Need help Hive query and Pyspark code giving different results

Hive query:

select c.category_name, count(order_item_quantity) as count
from order_items oi
inner join products p on oi.order_item_product_id = p.product_id
inner join categories c on c.category_id = p.product_category_id
group by c.category_name
order by count desc


from pyspark.sql import HiveContext
sqlContext = HiveContext(sc)

categoryRDD = sqlContext.sql(“select * from categories”)
productRDD = sqlContext.sql(“select * from products”)
orderRDD = sqlContext.sql(“select * from order_items”)

categorymap = categoryRDD.map(lambda x: (x.category_id,x.category_name))
productmap = productRDD.map(lambda x: (x.product_id,x.product_category_id))
ordermap = orderRDD.map(lambda x: (x.order_item_product_id,float(x.order_item_quantity)))

productorder = ordermap.join(productmap)

productordermap = productorder.map(lambda x: (int(x[1][1]), int(x[1][0])))

ordercat = productordermap.join(categorymap)

ordercout = ordercat.map(lambda x: (x[1][1],int(x[1][0]))).reduceByKey(lambda x,y: x+y)

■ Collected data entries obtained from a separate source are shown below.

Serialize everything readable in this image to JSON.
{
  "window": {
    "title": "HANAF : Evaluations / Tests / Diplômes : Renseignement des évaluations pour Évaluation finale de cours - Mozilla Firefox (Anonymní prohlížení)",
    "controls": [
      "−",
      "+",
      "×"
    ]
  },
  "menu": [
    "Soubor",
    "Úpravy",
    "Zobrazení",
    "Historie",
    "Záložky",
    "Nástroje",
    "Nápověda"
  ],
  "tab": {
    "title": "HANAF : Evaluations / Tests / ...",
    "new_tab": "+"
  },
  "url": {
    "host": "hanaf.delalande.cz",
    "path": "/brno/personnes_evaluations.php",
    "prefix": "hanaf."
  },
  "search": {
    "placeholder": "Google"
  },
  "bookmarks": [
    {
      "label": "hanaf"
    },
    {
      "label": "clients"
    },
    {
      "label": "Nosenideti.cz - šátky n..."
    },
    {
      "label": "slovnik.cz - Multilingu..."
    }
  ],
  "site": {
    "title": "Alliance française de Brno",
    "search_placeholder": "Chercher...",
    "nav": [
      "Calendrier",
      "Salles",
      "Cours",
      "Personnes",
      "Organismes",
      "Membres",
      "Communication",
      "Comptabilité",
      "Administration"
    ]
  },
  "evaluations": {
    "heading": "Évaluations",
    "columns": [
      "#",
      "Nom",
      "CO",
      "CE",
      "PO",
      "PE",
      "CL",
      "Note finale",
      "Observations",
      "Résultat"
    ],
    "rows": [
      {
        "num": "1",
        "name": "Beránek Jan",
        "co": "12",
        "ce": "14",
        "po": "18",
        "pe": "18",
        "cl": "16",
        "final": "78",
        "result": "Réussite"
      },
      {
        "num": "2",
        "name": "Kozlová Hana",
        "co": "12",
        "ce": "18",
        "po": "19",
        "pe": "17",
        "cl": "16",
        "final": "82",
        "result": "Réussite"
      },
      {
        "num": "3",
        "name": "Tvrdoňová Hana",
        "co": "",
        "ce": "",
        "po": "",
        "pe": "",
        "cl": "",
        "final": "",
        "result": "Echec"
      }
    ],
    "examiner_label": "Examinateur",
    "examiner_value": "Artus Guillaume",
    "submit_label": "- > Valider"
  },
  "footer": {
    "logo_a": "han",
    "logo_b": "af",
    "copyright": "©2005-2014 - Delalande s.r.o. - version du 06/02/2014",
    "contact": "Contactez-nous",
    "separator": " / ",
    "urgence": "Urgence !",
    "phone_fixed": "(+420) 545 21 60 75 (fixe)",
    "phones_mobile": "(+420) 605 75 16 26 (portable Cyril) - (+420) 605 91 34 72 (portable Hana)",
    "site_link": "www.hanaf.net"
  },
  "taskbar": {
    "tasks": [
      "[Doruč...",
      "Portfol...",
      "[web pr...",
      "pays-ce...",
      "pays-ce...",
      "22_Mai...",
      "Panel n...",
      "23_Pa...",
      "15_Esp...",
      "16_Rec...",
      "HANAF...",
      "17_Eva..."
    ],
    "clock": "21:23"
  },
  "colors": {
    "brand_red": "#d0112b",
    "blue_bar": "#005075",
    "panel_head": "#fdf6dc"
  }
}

for i in ordercout.collect():
print i


I’ve tried a lot to figure out what went wrong. Always the pyspark code is giving too huge numbers compared hive query. The hive query mentioned above is in Exercise of cloudera in VM (http://quickstart.cloudera/#/tutorial/ingest_structured_data ). This query finds the Most popular product categories

@itversity Durga Sir, could you please help me.

I’m eagerly waiting for the solution…Can any one help…plzz?

Hi,

I guess in your python code we have to mention join column also. I mean on which column to apply the join other wise it will take cross join

In python code join is done using data sets of <K,V> pairs. There is no need of mentioning the column name or there is no interface in python join that takes column name as argument

@itversity Sir can you plz plz help. I’m not getting the answer for this question

@mahendra971 I think you are getting different results because from pyspark code when its executes select * from categories command it will get all data present in clusters. I think there is no guarantee that you need to get the results in order as 1 2 3 4 … because the RDD/DF works around the clusters we don’t know which RDD/DF executes first.May be the 4th data rdd.df might execute first.so the data can be 4 1 2 3… So this might be the reason you have got different results from hive.